Q Is there any chance you could speak to him at some point about this so we could get his --
MR. CARNEY: Well, you guys will be speaking to him. You certainly can ask him this question if you like. But this is -- FDA is an independent agency, made this ruling. Secretary Sebelius and HHS has commented on it, and I have attempted to put it within the context given the President’s previous statements about the previous ruling.
Q Jay, the President talked to Latino groups I think earlier this week and apparently told them that the Gang of Eight immigration bill is as good as it's going to get from their point of view, and that he would sign it if it passed. Is that accurate? And is that what he's also going to tell leaders as he’s going down? Is that the message, that this is as good as they can get?
MR. CARNEY: I’d say two things. One, I won’t read out private conversations the President may or may not have had. But we have been very clear that the legislation produced by the Gang of Eight represents enormous progress, and the authors of it are to be commended for that progress. And significant in our view is the fact that the legislation is in keeping with the President's principles, which he laid out to the public quite a long time ago now.
It's useful to stand back and remember that eight months ago, the official position of the Republican Party on immigration reform was self-deportation. There was not a single leading Republican who was advocating for comprehensive immigration reform. Quite a lot has changed since then, and the President campaigned hard on this issue. He made clear that it would be a priority in his second term if he were to be reelected, and he has kept that promise and kept the focus on this issue.

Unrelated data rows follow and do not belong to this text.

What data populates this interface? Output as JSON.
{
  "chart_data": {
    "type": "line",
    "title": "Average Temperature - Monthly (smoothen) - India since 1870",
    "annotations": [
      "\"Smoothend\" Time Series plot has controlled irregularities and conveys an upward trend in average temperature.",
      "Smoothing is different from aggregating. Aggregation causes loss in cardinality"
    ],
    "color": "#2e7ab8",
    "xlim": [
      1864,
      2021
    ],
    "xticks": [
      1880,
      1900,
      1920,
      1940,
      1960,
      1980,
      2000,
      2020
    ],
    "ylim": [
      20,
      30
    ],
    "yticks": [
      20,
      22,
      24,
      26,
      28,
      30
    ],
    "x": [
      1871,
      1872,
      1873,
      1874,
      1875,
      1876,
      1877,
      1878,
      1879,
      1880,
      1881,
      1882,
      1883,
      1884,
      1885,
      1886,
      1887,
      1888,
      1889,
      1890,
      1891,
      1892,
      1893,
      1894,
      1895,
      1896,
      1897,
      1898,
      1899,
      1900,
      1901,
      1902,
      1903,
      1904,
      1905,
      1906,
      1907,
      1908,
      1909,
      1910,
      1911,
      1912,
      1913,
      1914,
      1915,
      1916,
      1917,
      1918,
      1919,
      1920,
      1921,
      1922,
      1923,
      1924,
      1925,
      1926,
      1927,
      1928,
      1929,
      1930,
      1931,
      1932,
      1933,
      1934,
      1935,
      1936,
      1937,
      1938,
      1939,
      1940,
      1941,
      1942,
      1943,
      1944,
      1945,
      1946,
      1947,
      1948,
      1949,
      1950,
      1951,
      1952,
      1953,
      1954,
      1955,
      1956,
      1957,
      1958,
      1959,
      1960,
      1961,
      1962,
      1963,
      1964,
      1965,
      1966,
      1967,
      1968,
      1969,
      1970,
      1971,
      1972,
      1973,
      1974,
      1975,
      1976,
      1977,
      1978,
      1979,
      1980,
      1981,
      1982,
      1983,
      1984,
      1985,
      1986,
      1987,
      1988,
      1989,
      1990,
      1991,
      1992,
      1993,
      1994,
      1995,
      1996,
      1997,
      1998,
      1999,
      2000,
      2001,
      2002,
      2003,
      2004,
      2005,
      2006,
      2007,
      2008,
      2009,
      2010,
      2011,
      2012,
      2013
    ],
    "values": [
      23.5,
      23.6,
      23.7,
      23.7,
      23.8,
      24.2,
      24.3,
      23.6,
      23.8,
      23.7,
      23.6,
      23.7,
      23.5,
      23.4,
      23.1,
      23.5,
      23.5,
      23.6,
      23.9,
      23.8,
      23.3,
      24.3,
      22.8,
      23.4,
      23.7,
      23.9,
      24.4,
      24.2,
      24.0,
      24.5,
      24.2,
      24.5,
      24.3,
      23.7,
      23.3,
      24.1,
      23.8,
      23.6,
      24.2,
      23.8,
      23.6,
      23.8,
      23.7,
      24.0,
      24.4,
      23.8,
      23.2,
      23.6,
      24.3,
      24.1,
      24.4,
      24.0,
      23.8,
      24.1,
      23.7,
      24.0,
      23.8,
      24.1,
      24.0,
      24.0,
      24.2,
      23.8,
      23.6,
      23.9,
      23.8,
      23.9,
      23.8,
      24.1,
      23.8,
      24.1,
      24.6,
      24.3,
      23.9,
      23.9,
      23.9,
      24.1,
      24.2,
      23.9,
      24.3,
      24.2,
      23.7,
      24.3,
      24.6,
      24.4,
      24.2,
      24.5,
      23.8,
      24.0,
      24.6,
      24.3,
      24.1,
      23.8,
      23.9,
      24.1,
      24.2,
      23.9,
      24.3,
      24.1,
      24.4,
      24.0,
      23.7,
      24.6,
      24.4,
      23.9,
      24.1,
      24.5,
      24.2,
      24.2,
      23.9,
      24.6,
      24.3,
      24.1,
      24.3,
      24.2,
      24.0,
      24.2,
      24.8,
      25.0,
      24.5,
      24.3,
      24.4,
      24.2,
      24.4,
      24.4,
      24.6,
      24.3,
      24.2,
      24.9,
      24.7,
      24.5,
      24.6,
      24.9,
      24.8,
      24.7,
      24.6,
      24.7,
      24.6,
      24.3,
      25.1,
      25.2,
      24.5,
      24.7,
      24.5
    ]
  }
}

He made clear early on that he believed that the best path to take would be through the work of the Gang of Eight and the efforts to craft bipartisan legislation. That has borne fruit. And the President hopes that progress will continue and we will see a bill emerge from committee and then from the Senate that has broad bipartisan support, and then, eventually, emerges from Congress in a form that he can sign. And that would be a major accomplishment. But obviously, there are hurdles to clear.
Q Is the President concerned about the potential effect of including an LGBT provision in the Gang of Eight's immigration bill, and that it could be detrimental to the progress of the overall bill? And has he communicated that to Senator Leahy?
MR. CARNEY: Well, we're in contact with all of the major players in this effort on a regular basis on Capitol Hill. I don't have a specific conversation between the President and any lawmaker on this to read out to you, but we are in contact with all the major players, first of all.
Second of all, as the President made clear the other day and I and others have said, the legislation crafted by the Gang of Eight broadly reflects the principles that the President has laid out, but it is not word for word in keeping with all of what he would do if he were to write it himself. And we have said that we support that provision, but we also think it's very important to recognize that the overall bill here accomplishes what the President believes needs to be accomplished and is in keeping with his principles.
As this process moves forward, we'll be working with the Senate every step of the way. But the bill as written is a sign of significant progress.
Q No, I have a question about Venezuela. There's a lot of bloody protests in Venezuela, a lot of unrest there. Is the President concerned about the state of affairs there, and does he have a message for the Venezuelan people as he heads on this trip?
MR. CARNEY: I'll have to take the question. I haven't had that conversation with him.